Enzyme Deficiency Can Cause Vomiting

A cat’s pancreas sometimes doesn’t produce enough lipase, protease, and amylase, which causes chronic or acute pancreatitis. Pancreatitis (inflammation of the pancreas) is very common in kitties. In fact, we’re finding as veterinarians it’s a lot more common than we assumed as the underlying cause of intermittent vomiting. If your cat’s pancreas is not secreting sufficient enzymes, supplementing is a great way to assure she’ll have adequate enzymes to process her meals.

Hairballs Are Another Common Cause of Intermittent Vomiting

Cats with long hair and cats that groom themselves a lot will need some help from you to reduce the amount of hair they are swallowing. Brushing and even shaving down long-hair cats can reduce the amount of hair swallowed. You can also facilitate hair passage through your cat with a bit of fiber added to the diet or a petroleum-free hairball remedy.

Other Reasons Cats Throw Up

Poisoning, unfortunately, is a very common cause of sudden vomiting in kitties. If you have a cat suddenly start throwing up – especially if she doesn’t do it often – you should be concerned she has ingested something toxic. Common household items such as plants, chemical herbicides, pesticides, and cleaners will cause vomiting if ingested.

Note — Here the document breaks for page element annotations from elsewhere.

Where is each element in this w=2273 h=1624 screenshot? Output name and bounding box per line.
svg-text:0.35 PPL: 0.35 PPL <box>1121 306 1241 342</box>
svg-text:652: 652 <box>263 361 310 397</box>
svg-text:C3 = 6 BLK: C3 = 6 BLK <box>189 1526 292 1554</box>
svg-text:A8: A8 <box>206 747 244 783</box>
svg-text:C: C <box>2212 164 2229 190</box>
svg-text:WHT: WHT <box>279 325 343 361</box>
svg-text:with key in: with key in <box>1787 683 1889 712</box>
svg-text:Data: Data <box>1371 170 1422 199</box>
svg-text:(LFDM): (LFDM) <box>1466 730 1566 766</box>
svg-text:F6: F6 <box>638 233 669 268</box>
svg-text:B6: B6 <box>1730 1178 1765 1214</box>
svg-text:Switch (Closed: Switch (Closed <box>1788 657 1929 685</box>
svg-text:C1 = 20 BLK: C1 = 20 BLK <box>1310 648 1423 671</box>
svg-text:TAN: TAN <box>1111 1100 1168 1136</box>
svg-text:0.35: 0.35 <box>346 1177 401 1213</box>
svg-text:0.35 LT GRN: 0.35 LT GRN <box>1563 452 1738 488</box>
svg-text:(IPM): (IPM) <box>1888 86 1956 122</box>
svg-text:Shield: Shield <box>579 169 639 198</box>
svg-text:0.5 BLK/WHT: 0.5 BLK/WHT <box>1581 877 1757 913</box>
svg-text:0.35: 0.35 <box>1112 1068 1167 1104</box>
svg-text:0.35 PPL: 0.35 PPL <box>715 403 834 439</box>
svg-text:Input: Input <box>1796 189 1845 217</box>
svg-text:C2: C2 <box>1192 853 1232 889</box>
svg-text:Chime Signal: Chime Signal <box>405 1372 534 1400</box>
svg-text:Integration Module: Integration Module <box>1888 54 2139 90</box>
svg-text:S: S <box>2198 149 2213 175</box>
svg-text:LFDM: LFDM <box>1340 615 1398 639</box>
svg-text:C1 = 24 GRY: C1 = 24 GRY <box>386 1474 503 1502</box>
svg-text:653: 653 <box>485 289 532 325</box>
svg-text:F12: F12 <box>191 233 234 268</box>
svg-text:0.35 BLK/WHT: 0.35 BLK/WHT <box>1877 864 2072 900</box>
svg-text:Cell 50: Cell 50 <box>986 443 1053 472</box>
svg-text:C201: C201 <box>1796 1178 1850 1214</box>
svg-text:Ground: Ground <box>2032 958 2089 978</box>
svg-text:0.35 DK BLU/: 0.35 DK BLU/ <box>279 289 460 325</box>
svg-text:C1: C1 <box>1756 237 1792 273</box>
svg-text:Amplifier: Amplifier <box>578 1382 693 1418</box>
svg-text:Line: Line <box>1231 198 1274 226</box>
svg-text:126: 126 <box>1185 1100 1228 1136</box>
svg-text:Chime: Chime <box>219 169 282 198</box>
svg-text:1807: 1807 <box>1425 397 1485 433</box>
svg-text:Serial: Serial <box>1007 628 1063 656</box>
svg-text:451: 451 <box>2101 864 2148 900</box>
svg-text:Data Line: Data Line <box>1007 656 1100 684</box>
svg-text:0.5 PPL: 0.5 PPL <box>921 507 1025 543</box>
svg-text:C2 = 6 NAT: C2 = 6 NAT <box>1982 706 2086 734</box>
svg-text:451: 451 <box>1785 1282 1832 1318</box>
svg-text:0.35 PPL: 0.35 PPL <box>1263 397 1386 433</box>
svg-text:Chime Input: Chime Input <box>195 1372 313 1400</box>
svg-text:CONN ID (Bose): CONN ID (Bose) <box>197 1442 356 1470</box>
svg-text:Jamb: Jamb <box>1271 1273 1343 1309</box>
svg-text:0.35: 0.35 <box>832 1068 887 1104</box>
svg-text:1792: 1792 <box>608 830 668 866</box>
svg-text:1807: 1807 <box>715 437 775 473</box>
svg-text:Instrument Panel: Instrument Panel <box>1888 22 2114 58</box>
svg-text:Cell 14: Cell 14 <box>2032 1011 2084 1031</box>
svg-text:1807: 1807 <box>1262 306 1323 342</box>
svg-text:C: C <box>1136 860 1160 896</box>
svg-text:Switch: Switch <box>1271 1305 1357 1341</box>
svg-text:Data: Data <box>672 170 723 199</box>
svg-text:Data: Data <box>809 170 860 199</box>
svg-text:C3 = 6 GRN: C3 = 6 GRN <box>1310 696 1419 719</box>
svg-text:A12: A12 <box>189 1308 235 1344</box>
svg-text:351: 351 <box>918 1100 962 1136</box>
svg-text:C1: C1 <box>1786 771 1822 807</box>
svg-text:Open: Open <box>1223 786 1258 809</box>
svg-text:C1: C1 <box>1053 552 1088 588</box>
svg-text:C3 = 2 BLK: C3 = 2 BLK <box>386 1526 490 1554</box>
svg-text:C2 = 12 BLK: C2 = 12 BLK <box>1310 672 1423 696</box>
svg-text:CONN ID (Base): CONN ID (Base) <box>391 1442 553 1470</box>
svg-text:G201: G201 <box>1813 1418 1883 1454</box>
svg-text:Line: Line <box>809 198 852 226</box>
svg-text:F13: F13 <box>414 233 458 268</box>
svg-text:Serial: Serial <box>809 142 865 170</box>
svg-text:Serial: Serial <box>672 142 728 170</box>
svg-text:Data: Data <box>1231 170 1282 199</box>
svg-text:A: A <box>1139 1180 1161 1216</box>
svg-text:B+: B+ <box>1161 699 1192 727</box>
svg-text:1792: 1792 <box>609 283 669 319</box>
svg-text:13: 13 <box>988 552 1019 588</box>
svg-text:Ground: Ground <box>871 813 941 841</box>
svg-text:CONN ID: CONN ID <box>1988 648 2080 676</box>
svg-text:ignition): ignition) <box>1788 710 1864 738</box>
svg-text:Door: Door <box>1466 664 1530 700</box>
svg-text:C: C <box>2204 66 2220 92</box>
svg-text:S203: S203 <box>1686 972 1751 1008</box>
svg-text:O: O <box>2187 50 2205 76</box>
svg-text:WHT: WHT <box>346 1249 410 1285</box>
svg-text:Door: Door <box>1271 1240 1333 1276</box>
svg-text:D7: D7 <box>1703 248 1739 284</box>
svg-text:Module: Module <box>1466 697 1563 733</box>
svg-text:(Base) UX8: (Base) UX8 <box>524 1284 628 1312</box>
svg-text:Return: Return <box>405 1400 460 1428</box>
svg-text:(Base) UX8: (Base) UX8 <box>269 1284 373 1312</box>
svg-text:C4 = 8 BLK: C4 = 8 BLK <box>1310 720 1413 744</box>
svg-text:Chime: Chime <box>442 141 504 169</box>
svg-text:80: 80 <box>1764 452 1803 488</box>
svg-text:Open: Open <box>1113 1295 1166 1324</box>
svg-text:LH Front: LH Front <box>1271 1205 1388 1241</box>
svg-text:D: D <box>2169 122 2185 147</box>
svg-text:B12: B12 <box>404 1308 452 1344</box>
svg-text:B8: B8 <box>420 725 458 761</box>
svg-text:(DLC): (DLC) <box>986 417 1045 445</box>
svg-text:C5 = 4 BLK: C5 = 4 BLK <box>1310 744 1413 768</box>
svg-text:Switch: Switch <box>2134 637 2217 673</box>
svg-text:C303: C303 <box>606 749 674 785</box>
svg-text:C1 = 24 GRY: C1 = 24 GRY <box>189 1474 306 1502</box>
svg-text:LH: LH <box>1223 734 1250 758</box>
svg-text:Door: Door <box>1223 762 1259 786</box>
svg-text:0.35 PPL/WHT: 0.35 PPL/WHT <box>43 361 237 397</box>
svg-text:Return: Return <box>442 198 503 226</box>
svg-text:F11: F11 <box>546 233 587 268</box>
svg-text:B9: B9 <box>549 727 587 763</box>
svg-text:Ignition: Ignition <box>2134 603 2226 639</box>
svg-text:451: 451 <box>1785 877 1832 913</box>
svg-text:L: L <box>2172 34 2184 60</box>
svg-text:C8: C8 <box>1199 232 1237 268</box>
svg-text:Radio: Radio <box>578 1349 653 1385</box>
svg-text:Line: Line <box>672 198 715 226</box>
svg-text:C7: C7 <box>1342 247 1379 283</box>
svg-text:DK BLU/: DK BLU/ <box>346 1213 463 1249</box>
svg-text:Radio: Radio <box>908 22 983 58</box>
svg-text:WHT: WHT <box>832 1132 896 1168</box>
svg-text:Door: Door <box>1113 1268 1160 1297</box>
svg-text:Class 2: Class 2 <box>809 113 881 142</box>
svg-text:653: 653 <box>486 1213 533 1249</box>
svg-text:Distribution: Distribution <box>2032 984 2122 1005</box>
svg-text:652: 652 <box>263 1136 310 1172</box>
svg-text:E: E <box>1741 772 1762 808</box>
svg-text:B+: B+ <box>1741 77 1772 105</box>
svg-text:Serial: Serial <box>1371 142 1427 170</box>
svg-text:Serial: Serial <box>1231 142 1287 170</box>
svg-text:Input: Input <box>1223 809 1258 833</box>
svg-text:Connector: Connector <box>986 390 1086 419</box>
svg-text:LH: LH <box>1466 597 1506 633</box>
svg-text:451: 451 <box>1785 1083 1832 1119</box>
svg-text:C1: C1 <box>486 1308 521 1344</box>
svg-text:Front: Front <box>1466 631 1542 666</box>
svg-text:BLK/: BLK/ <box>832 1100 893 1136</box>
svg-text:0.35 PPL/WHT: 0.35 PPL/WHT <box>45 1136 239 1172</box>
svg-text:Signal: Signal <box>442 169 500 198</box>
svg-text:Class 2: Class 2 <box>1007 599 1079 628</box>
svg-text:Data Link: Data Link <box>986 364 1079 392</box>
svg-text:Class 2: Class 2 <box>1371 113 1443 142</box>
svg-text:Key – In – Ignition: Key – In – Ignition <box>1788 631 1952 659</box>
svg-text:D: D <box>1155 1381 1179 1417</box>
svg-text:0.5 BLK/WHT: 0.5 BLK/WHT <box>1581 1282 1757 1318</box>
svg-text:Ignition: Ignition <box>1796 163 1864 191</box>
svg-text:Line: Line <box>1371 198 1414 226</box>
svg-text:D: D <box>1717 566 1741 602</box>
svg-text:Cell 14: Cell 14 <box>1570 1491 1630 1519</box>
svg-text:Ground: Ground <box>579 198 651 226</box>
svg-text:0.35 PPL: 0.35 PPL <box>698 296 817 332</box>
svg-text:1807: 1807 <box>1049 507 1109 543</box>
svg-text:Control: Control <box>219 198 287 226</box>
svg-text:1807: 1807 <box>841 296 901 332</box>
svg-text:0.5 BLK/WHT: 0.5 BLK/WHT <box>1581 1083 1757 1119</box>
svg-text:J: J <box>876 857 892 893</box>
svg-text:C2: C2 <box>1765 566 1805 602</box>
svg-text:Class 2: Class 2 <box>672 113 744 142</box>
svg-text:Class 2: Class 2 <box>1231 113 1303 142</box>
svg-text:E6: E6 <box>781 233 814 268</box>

If you suspect your pet has ingested a poison, you should immediately call the ASPCA Poison Control Hotline at 1-888-426-4435.

Conditions like irritable bowel syndrome (IBS), gastritis, enteritis, colitis, pancreatitis, Chronic GI inflammation and GI cancers. Hyperthyroidism may also cause cats to throw up. Organ disease or a malfunctioning organ such as the liver or kidneys will also cause vomiting in animals.

If your cat is vomiting, ask to speak with the veterinarian.  A good physical exam along with a discussion about your cat’s history and lifestyle can make a big difference in your cat’s quality of life.